Searching more closely with her gaze, Katteo realized that the voice was coming from outside the station-house, the voice filtering in through an open window. Rushing outside, she found a female Wood Cow, with white shaggy hair falling down across her neck and shoulders, chained to the wall by a rusty chain attached to a roughly-made iron collar encircling her neck. She wore a dirty, wide-brimmed had with the brim rolled up tightly on one side.
“Dear beast!” Katteo cried, embracing the prisoner, feeling an immense bond of affection with the unknown captive. “Who are you?” Katteo asked urgently. “Are there others with you?”
“Slow there, friend,” the Wood Cow replied, smiling broadly. “I was asking the question first!” she laughed.
“I’m Katteo Jor’Dane, and with Captain Red Whale Gumberpott, we’ve come to free our comrades from the clutches of Milky Joe and his slavers! But, we’d expected to find them here and I’m troubled of mind that they seem to be nowhere around.”
“Oh, they’re here, all right,” the Wood Cow said. “I’m Helbara and I make it my business to know everything about the movement of slaves, trallés, and all that nasty business. You knew the route of the trallé caravan you raided, because I passed that information on to the Borf!”

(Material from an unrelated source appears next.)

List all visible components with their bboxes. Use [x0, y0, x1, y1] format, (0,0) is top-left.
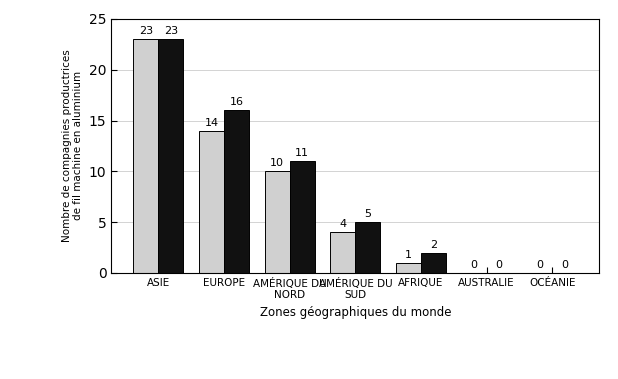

Katteo was stunned. “You mean you—chained to the wall in this remote place—helped the raid we made?”
“Aye,” Helbara said proudly. “Why I consider this ring around my neck a certain sort of badge of honor! The more chains they put on me and the more they send me away to distant, unheard of places, the more I know they consider me dangerous to their filthy business! But they can’t figure out what I’m doing to them—Ha-Ha-Ha-Ho! They don’t see me doing anything and they won’t let me talk to anyone, but they sense that somehow I’m the cause of a lot of their caravans being plundered! Ha-Ha-Ha-Ho!”
“That’s pretty interesting, Helbara, but you’ll have to tell me more later,” Katteo interrupted. “We can’t count on our success lasting forever—we’ve got to find out friends and get everyone out of here!”
“The key to my collar is hanging on the wall inside behind the counter,” Helbara said. “Release me and I’ll lead you to your friends.”